Every patient that walks into Dr. Bertrand Routy’s office wants to know the same thing: how will they respond to the immunotherapy he’s just prescribed them. Each time Dr. Routy is forced to answer frankly: “I don’t know. We’ll just have to wait and see.”
For Dr. Routy, an immuno-oncologist and microbiome specialist at the Centre de recherche du Centre Hospitalier de l'Université de Montréal (CRCHUM) whose practice and research focuses on non-small cell lung cancer (NSCLC), this answer simply isn’t good enough. “When immunotherapy emerged a decade ago, we thought it would revolutionize lung cancer treatment,” he says. “But while it has incredible results for some patients, the majority of my patients still don’t benefit from this innovative treatment, and advances in the field have sadly plateaued in recent years.”
To push past this plateau, Dr. Routy believes that researchers must think outside the box to find new ways to understand who will respond to immunotherapy and, more importantly, improve the efficacy of these therapies for more patients. He aims to using new funding from the Marathon of Hope Cancer Centres Network’s new Clinician-Scientist Award (valued at $225,000, which will be matched by CRCHUM over the next three years for a total of $450,000) to try to answer these questions by exploring an emerging area of health sciences: the human microbiome.
The microbiome-cancer connection
The human microbiome is the collective name given to the trillions of microbes that live within and on the human body. In recent years, the composition of our gut microbiome – the collection of microbes that live in our digestive tracts – has become a hot topic for researchers and health enthusiasts alike, after it was found to play an important role in many aspects of our health, from overall longevity to mental well-being.
But the gut isn’t the only place of the body where bacteria and microbes live. Recently, researchers have discovered these organisms in tissue previously perceived as “sterile”, including tumours and blood. These discoveries have led immunotherapy researchers like Dr. Routy to begin exploring potential links between these microbiomes and cancer — yielding extraordinary results in the process.
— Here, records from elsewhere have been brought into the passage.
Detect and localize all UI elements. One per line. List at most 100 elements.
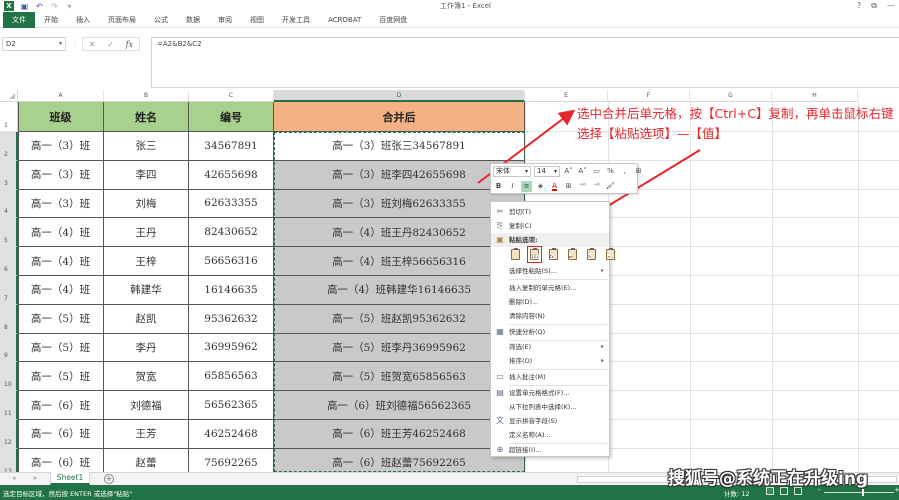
tab-formulas[interactable]: 公式 [145,12,177,28]
table-cell[interactable]: 高一（5）班 [18,362,104,392]
add-sheet-icon[interactable]: + [104,474,114,484]
table-cell[interactable]: 韩建华 [104,276,189,305]
customize-qat-icon[interactable]: ▾ [65,2,74,11]
table-cell[interactable]: 高一（3）班 [18,189,104,219]
help-icon[interactable]: ? [857,1,861,11]
table-cell[interactable]: 高一（4）班 [18,247,104,276]
table-cell[interactable]: 75692265 [189,448,274,472]
row-header-9[interactable]: 9 [0,333,18,363]
paste-values-button[interactable]: 123 [527,246,542,263]
tab-insert[interactable]: 插入 [67,12,99,28]
column-header-d[interactable]: D [274,90,525,102]
table-cell[interactable]: 王芳 [104,420,189,449]
table-header-cell[interactable]: 班级 [18,102,104,132]
fill-color-icon[interactable]: ◈ [535,181,546,192]
minimize-icon[interactable]: — [887,1,895,11]
formula-input[interactable]: =A2&B2&C2 [151,37,899,88]
column-header-c[interactable]: C [189,90,274,102]
table-cell[interactable]: 46252468 [189,420,274,449]
table-cell[interactable]: 高一（4）班王梓56656316 [274,247,525,276]
table-cell[interactable]: 16146635 [189,276,274,305]
table-cell[interactable]: 高一（4）班 [18,276,104,305]
percent-icon[interactable]: % [605,166,616,177]
table-cell[interactable]: 34567891 [189,132,274,161]
menu-item-paste-special[interactable]: 选择性粘贴(S)... ▸ [491,264,609,278]
tab-page-layout[interactable]: 页面布局 [99,12,145,28]
tab-developer[interactable]: 开发工具 [273,12,319,28]
row-header-1[interactable]: 1 [0,102,18,132]
font-color-icon[interactable]: A [549,181,560,192]
menu-item-cut[interactable]: ✂ 剪切(T) [491,205,609,219]
table-cell[interactable]: 高一（3）班张三34567891 [274,132,525,161]
row-header-5[interactable]: 5 [0,218,18,248]
italic-button[interactable]: I [507,181,518,192]
table-cell[interactable]: 贺宽 [104,362,189,392]
menu-item-quick-analysis[interactable]: ▦ 快速分析(Q) [491,325,609,339]
menu-item-delete[interactable]: 删除(D)... [491,295,609,309]
table-cell[interactable]: 36995962 [189,333,274,363]
chevron-down-icon[interactable]: ▾ [59,38,62,50]
table-cell[interactable]: 张三 [104,132,189,161]
row-header-11[interactable]: 11 [0,391,18,420]
table-header-cell[interactable]: 姓名 [104,102,189,132]
undo-icon[interactable]: ↶ [35,2,44,11]
bold-button[interactable]: B [493,181,504,192]
menu-item-clear-contents[interactable]: 清除内容(N) [491,309,609,323]
merge-center-icon[interactable]: ⊞ [633,166,644,177]
table-cell[interactable]: 高一（3）班李四42655698 [274,160,525,190]
row-header-13[interactable]: 13 [0,448,18,472]
table-cell[interactable]: 高一（6）班刘德福56562365 [274,391,525,420]
table-cell[interactable]: 高一（5）班 [18,333,104,363]
table-cell[interactable]: 高一（5）班赵凯95362632 [274,304,525,334]
increase-decimal-icon[interactable]: ⁺⁰ [577,181,588,192]
menu-item-insert-copied[interactable]: 插入复制的单元格(E)... [491,281,609,295]
save-icon[interactable]: ▣ [20,2,29,11]
paste-formatting-button[interactable]: ✎ [585,247,598,262]
accounting-format-icon[interactable]: ▭ [591,166,602,177]
table-cell[interactable]: 62633355 [189,189,274,219]
table-cell[interactable]: 赵凯 [104,304,189,334]
grow-font-icon[interactable]: A˄ [563,166,574,177]
row-header-3[interactable]: 3 [0,160,18,190]
menu-item-insert-comment[interactable]: ▭ 插入批注(M) [491,370,609,384]
paste-link-button[interactable]: ∞ [604,247,617,262]
table-cell[interactable]: 刘梅 [104,189,189,219]
table-cell[interactable]: 高一（3）班 [18,160,104,190]
table-cell[interactable]: 高一（4）班 [18,218,104,248]
row-header-7[interactable]: 7 [0,276,18,305]
row-header-12[interactable]: 12 [0,420,18,449]
worksheet-grid[interactable]: A B C D E F G H 1 2 3 4 5 6 7 8 9 10 11 12 13 班级 姓名 编号 合并后 高一（3）班… [0,90,899,472]
table-cell[interactable]: 赵蕾 [104,448,189,472]
table-cell[interactable]: 高一（6）班 [18,448,104,472]
name-box[interactable]: D2 ▾ [2,37,66,51]
table-cell[interactable]: 95362632 [189,304,274,334]
table-cell[interactable]: 56562365 [189,391,274,420]
center-align-icon[interactable]: ≡ [521,181,532,192]
table-cell[interactable]: 王梓 [104,247,189,276]
tab-view[interactable]: 视图 [241,12,273,28]
select-all-button[interactable] [0,90,18,102]
column-header-g[interactable]: G [690,90,772,102]
tab-baidu-netdisk[interactable]: 百度网盘 [370,12,416,28]
tab-file[interactable]: 文件 [3,11,35,28]
column-header-f[interactable]: F [608,90,690,102]
table-cell[interactable]: 56656316 [189,247,274,276]
row-header-2[interactable]: 2 [0,132,18,161]
enter-icon[interactable]: ✓ [107,40,114,49]
insert-function-icon[interactable]: fx [126,40,133,49]
formula-bar-splitter[interactable]: ⋮ [71,38,79,47]
paste-button[interactable] [509,247,522,262]
row-header-8[interactable]: 8 [0,304,18,334]
table-cell[interactable]: 李四 [104,160,189,190]
table-cell[interactable]: 42655698 [189,160,274,190]
row-header-4[interactable]: 4 [0,189,18,219]
menu-item-show-phonetic[interactable]: 文显示拼音字段(S) [491,414,609,428]
table-cell[interactable]: 82430652 [189,218,274,248]
column-header-a[interactable]: A [18,90,104,102]
table-cell[interactable]: 刘德福 [104,391,189,420]
font-size-select[interactable]: 14 ▾ [534,166,560,177]
tab-review[interactable]: 审阅 [209,12,241,28]
column-header-h[interactable]: H [772,90,858,102]
table-cell[interactable]: 李丹 [104,333,189,363]
borders-icon[interactable]: ⊞ [563,181,574,192]
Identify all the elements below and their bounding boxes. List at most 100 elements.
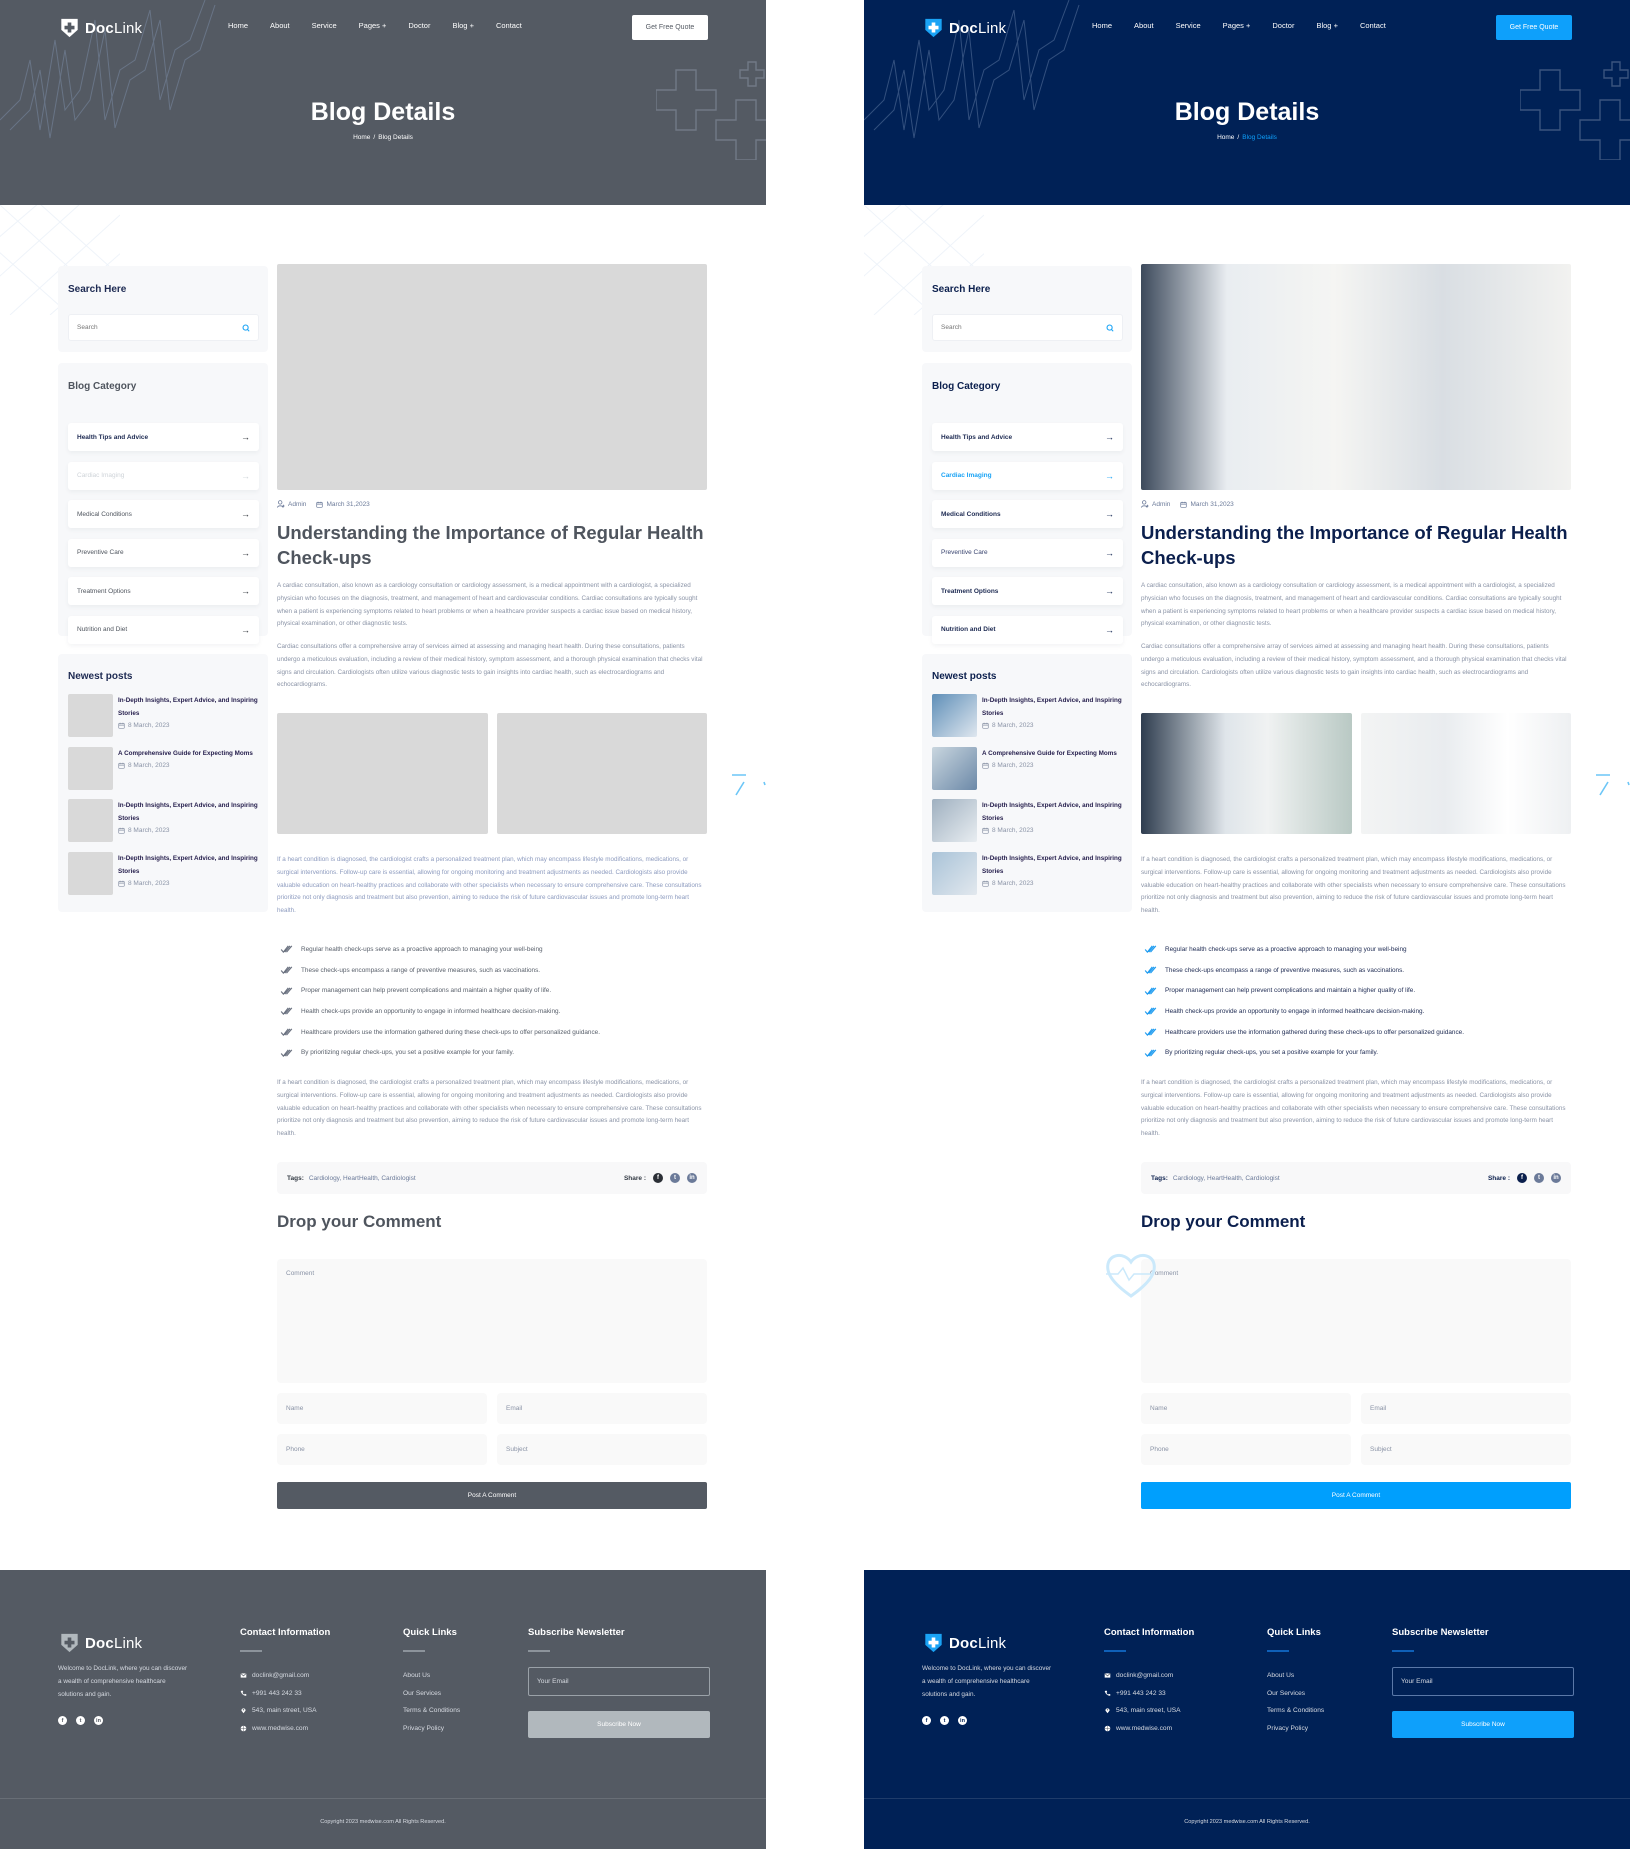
contact-item[interactable]: +991 443 242 33 — [240, 1685, 317, 1703]
nav-item-blog[interactable]: Blog + — [1316, 21, 1337, 30]
email-input[interactable] — [1361, 1393, 1571, 1424]
contact-item[interactable]: www.medwise.com — [1104, 1720, 1181, 1738]
facebook-icon[interactable]: f — [58, 1716, 67, 1725]
article-author[interactable]: Admin — [288, 501, 306, 508]
nav-item-home[interactable]: Home — [1092, 21, 1112, 30]
subject-input[interactable] — [497, 1434, 707, 1465]
newest-post-item[interactable]: A Comprehensive Guide for Expecting Moms… — [932, 746, 1127, 792]
newest-post-item[interactable]: In-Depth Insights, Expert Advice, and In… — [68, 851, 263, 897]
twitter-icon[interactable]: t — [940, 1716, 949, 1725]
post-title[interactable]: In-Depth Insights, Expert Advice, and In… — [982, 852, 1127, 878]
comment-textarea[interactable] — [277, 1259, 707, 1383]
subject-input[interactable] — [1361, 1434, 1571, 1465]
nav-item-pages[interactable]: Pages + — [359, 21, 387, 30]
category-item[interactable]: Cardiac Imaging → — [932, 461, 1123, 490]
quick-link[interactable]: Privacy Policy — [403, 1720, 460, 1738]
category-item[interactable]: Treatment Options → — [932, 577, 1123, 605]
twitter-icon[interactable]: t — [670, 1173, 680, 1183]
newest-post-item[interactable]: In-Depth Insights, Expert Advice, and In… — [932, 694, 1127, 739]
category-item[interactable]: Medical Conditions → — [68, 500, 259, 528]
quick-link[interactable]: Our Services — [1267, 1685, 1324, 1703]
post-title[interactable]: In-Depth Insights, Expert Advice, and In… — [982, 799, 1127, 825]
article-author[interactable]: Admin — [1152, 501, 1170, 508]
quick-link[interactable]: Terms & Conditions — [403, 1702, 460, 1720]
phone-input[interactable] — [277, 1434, 487, 1465]
subscribe-button[interactable]: Subscribe Now — [1392, 1711, 1574, 1738]
contact-item[interactable]: doclink@gmail.com — [1104, 1667, 1181, 1685]
linkedin-icon[interactable]: in — [1551, 1173, 1561, 1183]
facebook-icon[interactable]: f — [653, 1173, 663, 1183]
linkedin-icon[interactable]: in — [94, 1716, 103, 1725]
footer-logo[interactable]: DocLink — [924, 1633, 1006, 1653]
contact-item[interactable]: 543, main street, USA — [240, 1702, 317, 1720]
category-item[interactable]: Preventive Care → — [68, 538, 259, 567]
nav-item-about[interactable]: About — [1134, 21, 1154, 30]
newest-post-item[interactable]: A Comprehensive Guide for Expecting Moms… — [68, 746, 263, 792]
search-field[interactable] — [932, 314, 1123, 341]
comment-textarea[interactable] — [1141, 1259, 1571, 1383]
quick-link[interactable]: Our Services — [403, 1685, 460, 1703]
post-title[interactable]: In-Depth Insights, Expert Advice, and In… — [118, 852, 263, 878]
logo[interactable]: DocLink — [60, 18, 142, 38]
newsletter-email-input[interactable] — [528, 1667, 710, 1696]
logo[interactable]: DocLink — [924, 18, 1006, 38]
search-input[interactable] — [941, 324, 1106, 331]
breadcrumb-home[interactable]: Home — [1217, 134, 1234, 141]
phone-input[interactable] — [1141, 1434, 1351, 1465]
name-input[interactable] — [1141, 1393, 1351, 1424]
nav-item-service[interactable]: Service — [1176, 21, 1201, 30]
contact-item[interactable]: +991 443 242 33 — [1104, 1685, 1181, 1703]
newsletter-email-input[interactable] — [1392, 1667, 1574, 1696]
post-title[interactable]: In-Depth Insights, Expert Advice, and In… — [118, 799, 263, 825]
contact-item[interactable]: www.medwise.com — [240, 1720, 317, 1738]
category-item[interactable]: Nutrition and Diet → — [68, 615, 259, 644]
post-title[interactable]: In-Depth Insights, Expert Advice, and In… — [118, 694, 263, 720]
category-item[interactable]: Health Tips and Advice → — [68, 423, 259, 451]
nav-item-doctor[interactable]: Doctor — [1272, 21, 1294, 30]
nav-item-doctor[interactable]: Doctor — [408, 21, 430, 30]
contact-item[interactable]: doclink@gmail.com — [240, 1667, 317, 1685]
post-title[interactable]: A Comprehensive Guide for Expecting Moms — [982, 747, 1117, 760]
category-item[interactable]: Treatment Options → — [68, 577, 259, 605]
nav-item-blog[interactable]: Blog + — [452, 21, 473, 30]
post-thumbnail[interactable] — [932, 799, 977, 842]
nav-item-pages[interactable]: Pages + — [1223, 21, 1251, 30]
nav-item-contact[interactable]: Contact — [1360, 21, 1386, 30]
nav-item-about[interactable]: About — [270, 21, 290, 30]
nav-item-contact[interactable]: Contact — [496, 21, 522, 30]
subscribe-button[interactable]: Subscribe Now — [528, 1711, 710, 1738]
facebook-icon[interactable]: f — [922, 1716, 931, 1725]
post-thumbnail[interactable] — [932, 851, 977, 895]
footer-logo[interactable]: DocLink — [60, 1633, 142, 1653]
newest-post-item[interactable]: In-Depth Insights, Expert Advice, and In… — [932, 851, 1127, 897]
post-comment-button[interactable]: Post A Comment — [1141, 1482, 1571, 1509]
linkedin-icon[interactable]: in — [687, 1173, 697, 1183]
post-title[interactable]: A Comprehensive Guide for Expecting Moms — [118, 747, 253, 760]
post-title[interactable]: In-Depth Insights, Expert Advice, and In… — [982, 694, 1127, 720]
quick-link[interactable]: About Us — [403, 1667, 460, 1685]
name-input[interactable] — [277, 1393, 487, 1424]
nav-item-home[interactable]: Home — [228, 21, 248, 30]
email-input[interactable] — [497, 1393, 707, 1424]
category-item[interactable]: Nutrition and Diet → — [932, 615, 1123, 644]
category-item[interactable]: Medical Conditions → — [932, 500, 1123, 528]
twitter-icon[interactable]: t — [1534, 1173, 1544, 1183]
linkedin-icon[interactable]: in — [958, 1716, 967, 1725]
twitter-icon[interactable]: t — [76, 1716, 85, 1725]
post-thumbnail[interactable] — [68, 851, 113, 895]
nav-item-service[interactable]: Service — [312, 21, 337, 30]
contact-item[interactable]: 543, main street, USA — [1104, 1702, 1181, 1720]
post-thumbnail[interactable] — [68, 746, 113, 790]
quick-link[interactable]: Terms & Conditions — [1267, 1702, 1324, 1720]
search-field[interactable] — [68, 314, 259, 341]
get-free-quote-button[interactable]: Get Free Quote — [1496, 15, 1572, 40]
post-thumbnail[interactable] — [68, 799, 113, 842]
facebook-icon[interactable]: f — [1517, 1173, 1527, 1183]
quick-link[interactable]: About Us — [1267, 1667, 1324, 1685]
post-comment-button[interactable]: Post A Comment — [277, 1482, 707, 1509]
newest-post-item[interactable]: In-Depth Insights, Expert Advice, and In… — [68, 799, 263, 844]
category-item[interactable]: Health Tips and Advice → — [932, 423, 1123, 451]
search-input[interactable] — [77, 324, 242, 331]
quick-link[interactable]: Privacy Policy — [1267, 1720, 1324, 1738]
breadcrumb-home[interactable]: Home — [353, 134, 370, 141]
“We now know that the diversity of our microbiomes and the presence or absence of specific bacteria in our bodies affects how we respond to different cancer therapies,” explains Dr. Routy. “These bacteria – whether they’re in the gut or in a tumour – are key mediators of our response to immunotherapy, which makes us believe that we could test for their presence to know if a patient will respond to the therapy or not.”
This could constitute a major paradigm shift for immunotherapy, which is why he and his team will use the new award to validate these findings in patients with NSCLC undergoing immunotherapy, while also taking them one step further. As part of his project, he will perform multi-omics sequencing of the gut microbiome, the peripheral blood, and the tumour to see if these three microbiomes are actually connected, while also conducting clinical studies that test if altering the gut microbiome – through the use of fecal transplants and prebiotics – can have a downstream effect in the composition of the tumour microbiome, which in turn could help improve the chances of a positive response to immunotherapy.
“I truly believe that if validated, this would be the biggest discovery in immunotherapy research since the advent of immune-checkpoint inhibitors,” says Dr. Routy.
Coming together to advance precision medicine for cancer patients
The Clinician-Scientist Award will permit Dr. Routy and his team to access the full power of the Marathon of Hope Cancer Centres Network, accessing expertise and data from collaborators across Canada. This will help him validate any findings made through the project, which will be essential to bring them one step closer to his patients.